Yabancı, vaizin koluna dokunarak ona kenara çekilmesi için işaret etti—şaşkına dönen vaiz bu emre uydu—ve yabancı onun yerini aldı. Bir süre sessizlik içinde kilisedeki insanları dikkatlice süzdü, gözleri tuhaf bir ışıkla parlıyordu. Sonra derin ve ciddi bir sesle şöyle dedi:
“Ben, Ulu Taht’tan geliyorum—Her Şeye Gücü Yeten Tanrı’nın mesajını getiriyorum!” Bu sözler kiliseyi sarsmıştı; yabancı bunu fark ettiyse de aldırmadı. “O, kulunun—vaizinizin—duasını işitti ve eğer gerçekten bunu istiyorsanız, onu yerine getirecek—ancak ben, elçisi olarak, önce bu duanın gerçek anlamını, yani tümüyle ne anlama geldiğini size açıklamalıyım. Çünkü bu dua, insanların pek çok duası gibi, dua edenin farkında olduğundan çok daha fazlasını talep ediyor—tabii eğer dua eden durup düşünmezse.

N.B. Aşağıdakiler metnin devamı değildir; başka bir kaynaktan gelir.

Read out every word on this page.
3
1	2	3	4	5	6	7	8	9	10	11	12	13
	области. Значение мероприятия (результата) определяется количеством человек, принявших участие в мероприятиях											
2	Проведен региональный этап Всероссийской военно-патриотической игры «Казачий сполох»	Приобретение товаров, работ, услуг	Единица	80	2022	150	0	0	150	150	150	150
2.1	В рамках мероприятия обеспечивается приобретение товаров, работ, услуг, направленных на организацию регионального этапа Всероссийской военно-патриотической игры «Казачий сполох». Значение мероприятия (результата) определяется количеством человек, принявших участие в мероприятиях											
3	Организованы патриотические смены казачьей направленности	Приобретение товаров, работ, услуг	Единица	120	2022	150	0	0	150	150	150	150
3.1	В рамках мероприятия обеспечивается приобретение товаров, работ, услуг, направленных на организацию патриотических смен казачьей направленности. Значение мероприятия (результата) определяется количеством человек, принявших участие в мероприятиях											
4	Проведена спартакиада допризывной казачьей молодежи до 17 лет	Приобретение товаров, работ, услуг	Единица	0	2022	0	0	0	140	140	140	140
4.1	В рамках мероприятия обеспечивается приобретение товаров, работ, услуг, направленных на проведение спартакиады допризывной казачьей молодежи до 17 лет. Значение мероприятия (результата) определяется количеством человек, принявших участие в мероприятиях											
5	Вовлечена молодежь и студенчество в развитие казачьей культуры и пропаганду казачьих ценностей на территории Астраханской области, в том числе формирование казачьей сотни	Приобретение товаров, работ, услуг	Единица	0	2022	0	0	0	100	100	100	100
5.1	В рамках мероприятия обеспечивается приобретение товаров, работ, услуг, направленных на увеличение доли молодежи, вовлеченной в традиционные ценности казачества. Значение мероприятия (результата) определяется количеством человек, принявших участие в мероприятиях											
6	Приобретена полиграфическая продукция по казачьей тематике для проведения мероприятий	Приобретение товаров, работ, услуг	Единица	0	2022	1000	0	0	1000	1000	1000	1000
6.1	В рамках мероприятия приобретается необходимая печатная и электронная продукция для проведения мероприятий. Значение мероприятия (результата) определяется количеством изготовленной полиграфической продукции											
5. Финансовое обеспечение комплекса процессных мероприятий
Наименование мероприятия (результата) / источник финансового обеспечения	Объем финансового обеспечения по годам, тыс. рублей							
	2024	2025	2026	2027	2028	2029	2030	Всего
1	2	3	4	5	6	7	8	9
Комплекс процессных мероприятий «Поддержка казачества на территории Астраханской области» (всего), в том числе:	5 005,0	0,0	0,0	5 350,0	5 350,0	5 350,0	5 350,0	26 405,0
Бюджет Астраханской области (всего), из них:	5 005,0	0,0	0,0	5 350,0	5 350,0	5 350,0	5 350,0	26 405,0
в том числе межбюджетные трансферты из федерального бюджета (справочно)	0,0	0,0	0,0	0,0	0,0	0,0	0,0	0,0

“Tanrı’nın kulu ve sizin de kulunuz bu duasını etti. Acaba o durup düşündü mü? Bu tek bir dua mıdır? Hayır, aslında iki dua vardır—biri sesli söylenmiş, diğeri söylenmemiş. Ancak her ikisi de, her yakarışı duyanın kulaklarına ulaştı. Bunu aklınızda tutun ve iyi düşünün. Eğer kendiniz için bir nimet dilerseniz, komşunuza farkında olmadan lanet dilememeye dikkat edin. Sesli duayı duydunuz. Tanrı beni, bu duanın dile getirilmeyen kısmını da söylemem için gönderdi—ki bu kısım vaizin ve sizlerin, kalplerinizde için için ettiğiniz duadır. Tanrı korusun ki bu bilinçsizce yapılmış olsun! Siz, ‘Bize zafer ver, ey Rabbimiz Tanrımız!’ sözlerini duydunuz; ama bu yeterli değil. Söylenmemiş kısım şöyle: ‘Ey Tanrımız, düşman askerlerini mermilerimizle kanlı parçalara ayırmamıza yardım et…’”
[Birkaç anlık sessizlik] “İşte sizin ettiğiniz dua budur; eğer hâlâ bunu diliyorsanız, söyleyin! Yüceler Yücesi’nin elçisi bekliyor.”
…
Daha sonraları insanlar, bu kişinin çılgın olduğunu düşündü; çünkü söylediklerinde kendilerine göre bir anlam yoktu.